$\mathbb{R}^n$ not homeomorphic to open subset of $\mathbb{R}^m$ I am a little confused on this topic, I have managed to prove that if $n < m$ then this is true, but the proof does not seem to work if $m < n$. Indeed, if $n < m$ and $f :\mathbb{R}^n \to U$ is a homeomorphism  with $U$ being an open subset of $\mathbb{R}^m$, then $\mathbb{R}^n$ will also be homeomorphic to the subset of $\mathbb{R}^m$ consisting of tuples where the last $m-n$ entries are zero, this set $A$ is closed, and so we have an homeomorphism $F: U \to A$, but since $U$ is open so must $A$ be by the invariance of domain theorem, but $A$ can't be both close and open since the only such sets in $\mathbb{R}^m$ is the empty set and $\mathbb{R}^m$ itself, contradiction.
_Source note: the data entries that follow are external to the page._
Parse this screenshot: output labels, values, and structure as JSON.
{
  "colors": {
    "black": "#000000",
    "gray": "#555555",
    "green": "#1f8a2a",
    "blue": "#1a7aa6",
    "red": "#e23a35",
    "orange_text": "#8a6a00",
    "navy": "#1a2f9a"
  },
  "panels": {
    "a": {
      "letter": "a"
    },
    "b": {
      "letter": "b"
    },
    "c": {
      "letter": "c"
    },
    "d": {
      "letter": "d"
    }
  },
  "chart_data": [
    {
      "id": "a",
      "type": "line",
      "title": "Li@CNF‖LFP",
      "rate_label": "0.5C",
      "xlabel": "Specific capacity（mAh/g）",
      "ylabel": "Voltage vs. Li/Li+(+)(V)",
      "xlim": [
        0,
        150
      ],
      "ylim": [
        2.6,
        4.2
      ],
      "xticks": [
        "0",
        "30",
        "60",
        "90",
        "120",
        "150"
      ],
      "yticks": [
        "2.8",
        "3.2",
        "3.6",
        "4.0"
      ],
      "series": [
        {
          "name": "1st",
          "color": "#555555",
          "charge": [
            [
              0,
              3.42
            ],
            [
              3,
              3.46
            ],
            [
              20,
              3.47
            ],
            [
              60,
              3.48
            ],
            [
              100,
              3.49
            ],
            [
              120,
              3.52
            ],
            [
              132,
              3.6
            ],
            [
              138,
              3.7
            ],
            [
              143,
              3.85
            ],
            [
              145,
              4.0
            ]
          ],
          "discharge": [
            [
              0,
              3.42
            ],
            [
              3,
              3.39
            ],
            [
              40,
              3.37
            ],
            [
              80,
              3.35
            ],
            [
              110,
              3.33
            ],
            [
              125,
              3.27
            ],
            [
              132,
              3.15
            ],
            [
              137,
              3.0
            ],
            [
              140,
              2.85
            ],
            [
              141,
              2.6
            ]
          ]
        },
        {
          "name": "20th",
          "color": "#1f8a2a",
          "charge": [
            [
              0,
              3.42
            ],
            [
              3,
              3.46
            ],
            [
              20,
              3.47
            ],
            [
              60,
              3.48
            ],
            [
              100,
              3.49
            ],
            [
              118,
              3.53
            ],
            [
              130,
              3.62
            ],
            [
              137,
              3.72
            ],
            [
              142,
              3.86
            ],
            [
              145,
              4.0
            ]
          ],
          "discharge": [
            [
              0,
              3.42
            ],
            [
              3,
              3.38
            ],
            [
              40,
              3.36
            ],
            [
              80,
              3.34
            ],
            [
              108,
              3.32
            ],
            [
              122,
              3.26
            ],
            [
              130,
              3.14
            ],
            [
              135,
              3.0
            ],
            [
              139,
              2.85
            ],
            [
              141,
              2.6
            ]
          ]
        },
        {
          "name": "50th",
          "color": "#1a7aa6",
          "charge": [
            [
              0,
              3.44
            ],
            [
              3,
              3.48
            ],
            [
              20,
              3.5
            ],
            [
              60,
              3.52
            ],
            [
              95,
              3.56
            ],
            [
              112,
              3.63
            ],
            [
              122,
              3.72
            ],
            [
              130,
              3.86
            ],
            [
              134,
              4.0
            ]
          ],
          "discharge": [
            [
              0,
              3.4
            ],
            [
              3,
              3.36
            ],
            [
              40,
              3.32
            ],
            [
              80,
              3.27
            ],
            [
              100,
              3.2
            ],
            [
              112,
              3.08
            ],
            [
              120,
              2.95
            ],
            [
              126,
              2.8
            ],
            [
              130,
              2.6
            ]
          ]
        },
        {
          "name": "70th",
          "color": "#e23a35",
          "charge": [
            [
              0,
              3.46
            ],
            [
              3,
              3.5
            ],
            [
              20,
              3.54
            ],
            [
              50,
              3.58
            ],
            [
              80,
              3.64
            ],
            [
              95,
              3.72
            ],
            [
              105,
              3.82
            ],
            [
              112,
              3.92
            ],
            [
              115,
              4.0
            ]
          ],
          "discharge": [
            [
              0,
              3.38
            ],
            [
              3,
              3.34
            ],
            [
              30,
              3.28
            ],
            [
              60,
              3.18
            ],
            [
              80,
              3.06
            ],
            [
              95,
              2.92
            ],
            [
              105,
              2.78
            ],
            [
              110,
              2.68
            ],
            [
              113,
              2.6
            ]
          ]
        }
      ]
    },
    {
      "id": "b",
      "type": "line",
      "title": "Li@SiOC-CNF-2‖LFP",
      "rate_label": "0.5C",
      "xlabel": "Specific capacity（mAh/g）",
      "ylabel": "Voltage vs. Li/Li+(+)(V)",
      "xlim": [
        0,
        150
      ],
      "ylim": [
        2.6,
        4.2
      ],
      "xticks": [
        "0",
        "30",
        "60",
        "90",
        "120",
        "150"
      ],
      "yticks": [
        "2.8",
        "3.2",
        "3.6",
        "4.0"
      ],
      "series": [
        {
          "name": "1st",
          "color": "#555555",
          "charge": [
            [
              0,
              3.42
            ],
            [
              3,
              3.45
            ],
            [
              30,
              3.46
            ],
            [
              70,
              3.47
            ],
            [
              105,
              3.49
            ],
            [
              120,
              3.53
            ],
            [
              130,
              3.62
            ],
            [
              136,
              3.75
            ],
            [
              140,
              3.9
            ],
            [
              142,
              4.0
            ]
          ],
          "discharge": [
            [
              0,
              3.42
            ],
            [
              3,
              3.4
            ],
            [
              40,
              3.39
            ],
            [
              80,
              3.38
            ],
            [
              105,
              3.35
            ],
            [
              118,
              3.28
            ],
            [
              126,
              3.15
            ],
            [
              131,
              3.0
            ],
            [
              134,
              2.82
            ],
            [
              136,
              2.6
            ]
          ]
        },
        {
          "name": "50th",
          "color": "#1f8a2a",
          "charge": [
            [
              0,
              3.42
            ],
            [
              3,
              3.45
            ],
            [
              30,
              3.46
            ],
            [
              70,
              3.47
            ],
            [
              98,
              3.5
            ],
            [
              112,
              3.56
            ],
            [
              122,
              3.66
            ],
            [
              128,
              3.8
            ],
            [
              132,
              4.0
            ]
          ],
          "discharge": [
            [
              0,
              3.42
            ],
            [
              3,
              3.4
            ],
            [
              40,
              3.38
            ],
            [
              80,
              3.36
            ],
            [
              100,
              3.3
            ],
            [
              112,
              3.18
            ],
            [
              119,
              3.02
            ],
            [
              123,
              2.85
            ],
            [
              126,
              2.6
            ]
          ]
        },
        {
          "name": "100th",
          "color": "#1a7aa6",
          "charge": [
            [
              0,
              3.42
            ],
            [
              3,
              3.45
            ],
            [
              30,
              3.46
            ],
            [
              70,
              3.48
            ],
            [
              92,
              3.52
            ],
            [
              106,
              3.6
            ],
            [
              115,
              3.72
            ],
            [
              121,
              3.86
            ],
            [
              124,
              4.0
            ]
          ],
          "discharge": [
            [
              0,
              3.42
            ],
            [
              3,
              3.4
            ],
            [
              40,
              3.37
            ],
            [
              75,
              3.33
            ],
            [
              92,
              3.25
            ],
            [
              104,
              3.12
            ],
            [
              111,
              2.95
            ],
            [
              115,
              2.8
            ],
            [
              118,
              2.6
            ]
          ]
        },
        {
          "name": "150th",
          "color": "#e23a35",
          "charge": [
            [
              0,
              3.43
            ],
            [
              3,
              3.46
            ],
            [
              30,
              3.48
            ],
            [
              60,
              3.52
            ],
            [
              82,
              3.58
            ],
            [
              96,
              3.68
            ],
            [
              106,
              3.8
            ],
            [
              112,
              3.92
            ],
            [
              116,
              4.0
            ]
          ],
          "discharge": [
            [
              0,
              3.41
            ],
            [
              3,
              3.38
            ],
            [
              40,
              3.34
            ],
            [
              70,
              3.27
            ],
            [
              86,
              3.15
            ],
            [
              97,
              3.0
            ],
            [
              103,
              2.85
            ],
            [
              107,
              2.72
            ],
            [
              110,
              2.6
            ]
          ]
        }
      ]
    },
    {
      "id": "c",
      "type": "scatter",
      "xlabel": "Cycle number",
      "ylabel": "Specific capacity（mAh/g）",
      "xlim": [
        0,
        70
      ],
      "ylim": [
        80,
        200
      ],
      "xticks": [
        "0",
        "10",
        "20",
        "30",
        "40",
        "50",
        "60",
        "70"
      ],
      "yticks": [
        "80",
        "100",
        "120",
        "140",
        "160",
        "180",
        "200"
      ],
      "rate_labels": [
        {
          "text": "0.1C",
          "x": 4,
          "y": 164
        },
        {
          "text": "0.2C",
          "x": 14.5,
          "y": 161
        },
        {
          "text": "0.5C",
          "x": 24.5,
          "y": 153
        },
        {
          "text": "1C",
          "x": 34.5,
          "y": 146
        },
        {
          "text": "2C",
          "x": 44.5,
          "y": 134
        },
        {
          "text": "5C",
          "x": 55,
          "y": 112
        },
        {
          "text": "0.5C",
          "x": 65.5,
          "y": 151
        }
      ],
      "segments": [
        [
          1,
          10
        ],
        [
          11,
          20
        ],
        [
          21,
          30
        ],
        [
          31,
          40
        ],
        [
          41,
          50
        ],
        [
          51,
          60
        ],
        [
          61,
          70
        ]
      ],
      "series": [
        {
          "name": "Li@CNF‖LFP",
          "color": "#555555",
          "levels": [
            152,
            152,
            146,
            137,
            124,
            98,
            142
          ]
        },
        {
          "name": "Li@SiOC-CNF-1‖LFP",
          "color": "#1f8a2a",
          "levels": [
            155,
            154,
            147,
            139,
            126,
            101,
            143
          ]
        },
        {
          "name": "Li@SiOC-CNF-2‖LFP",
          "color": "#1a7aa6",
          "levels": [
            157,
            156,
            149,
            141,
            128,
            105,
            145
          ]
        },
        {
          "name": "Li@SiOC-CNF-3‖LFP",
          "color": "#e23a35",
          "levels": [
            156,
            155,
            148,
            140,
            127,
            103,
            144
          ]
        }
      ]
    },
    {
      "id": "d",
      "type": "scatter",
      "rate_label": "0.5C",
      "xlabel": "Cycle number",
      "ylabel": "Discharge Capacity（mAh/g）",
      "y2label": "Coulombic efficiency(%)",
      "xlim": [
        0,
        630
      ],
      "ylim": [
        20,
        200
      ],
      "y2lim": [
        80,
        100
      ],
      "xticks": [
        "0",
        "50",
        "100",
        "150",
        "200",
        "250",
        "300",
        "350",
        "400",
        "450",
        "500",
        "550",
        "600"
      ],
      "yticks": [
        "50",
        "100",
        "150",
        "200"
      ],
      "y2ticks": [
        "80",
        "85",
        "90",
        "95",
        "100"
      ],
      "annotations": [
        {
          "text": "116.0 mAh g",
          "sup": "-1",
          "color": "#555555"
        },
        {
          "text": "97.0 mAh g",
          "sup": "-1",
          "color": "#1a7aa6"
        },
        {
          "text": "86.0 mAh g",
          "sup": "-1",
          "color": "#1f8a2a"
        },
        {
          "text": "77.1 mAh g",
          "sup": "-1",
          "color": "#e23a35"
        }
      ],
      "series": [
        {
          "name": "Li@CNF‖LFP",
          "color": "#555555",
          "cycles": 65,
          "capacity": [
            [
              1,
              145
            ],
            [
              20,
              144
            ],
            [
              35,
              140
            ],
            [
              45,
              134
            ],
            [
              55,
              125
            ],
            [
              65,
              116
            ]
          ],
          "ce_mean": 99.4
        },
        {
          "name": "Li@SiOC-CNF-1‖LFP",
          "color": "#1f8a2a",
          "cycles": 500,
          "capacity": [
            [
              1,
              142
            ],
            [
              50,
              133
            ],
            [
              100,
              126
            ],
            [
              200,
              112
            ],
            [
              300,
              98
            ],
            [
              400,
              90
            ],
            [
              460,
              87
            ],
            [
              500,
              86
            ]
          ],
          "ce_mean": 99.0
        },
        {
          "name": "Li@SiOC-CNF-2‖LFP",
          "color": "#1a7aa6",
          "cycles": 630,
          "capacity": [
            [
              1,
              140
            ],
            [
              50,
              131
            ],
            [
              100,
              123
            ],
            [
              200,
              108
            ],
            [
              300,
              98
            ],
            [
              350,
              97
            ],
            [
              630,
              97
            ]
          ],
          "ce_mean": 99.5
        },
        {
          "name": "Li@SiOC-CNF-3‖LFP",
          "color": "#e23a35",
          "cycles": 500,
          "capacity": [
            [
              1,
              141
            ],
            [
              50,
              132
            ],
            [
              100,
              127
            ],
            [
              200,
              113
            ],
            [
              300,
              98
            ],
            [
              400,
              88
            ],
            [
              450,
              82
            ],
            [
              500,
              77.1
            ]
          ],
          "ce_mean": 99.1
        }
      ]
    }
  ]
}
But what if $m < n$? This proof does not seem to work then?
 A: Instead of considering a homeomorphism $\mathbb{R}^n\to U$ for open $U\subseteq\mathbb{R}^m$ consider a homeomorphism $f:V\to U$ for $V\subseteq\mathbb{R}^n$ and $U\subseteq\mathbb{R}^m$ both open. This case can be proved by modyfing a bit your proof:
Assume that $n<m$ and let $B\subseteq V$ be an open ball. We have now:
$$\phi:\mathbb{R}^n\to\mathbb{R}^m\mbox{ = the embedding onto first n coordinates}$$
$$g:B\to \mathbb{R}^n\mbox{ = a homeomorphism}$$
$$h:B\to f(B),\ h(x)=f(x)$$
Obviously $h$ is a homeomorphism. Note that $f(B)$ is open in $U$ (and hence in $\mathbb{R}^m$) because $f$ is a homeomorphism. Thus we have a well defined function:
$$\tau:f(B)\to\mathbb{R}^m$$
$$\tau=\phi\circ g\circ h^{-1}$$
Note that $\tau$ is an injective continuous function and $\mbox{im}(\tau)=\mbox{im}(\phi)$ so by the invariance of domain $\mbox{im}(\phi)$ has to be open but by the definition of $\phi$ it is closed. Since $\mathbb{R}^m$ is connected then $\mbox{im}(\phi)$ has to be either whole $\mathbb{R}^m$ or empty. But it is neither. Contradiction. $\Box$
Now the case $m<n$ is solved automatically by considering $f^{-1}$.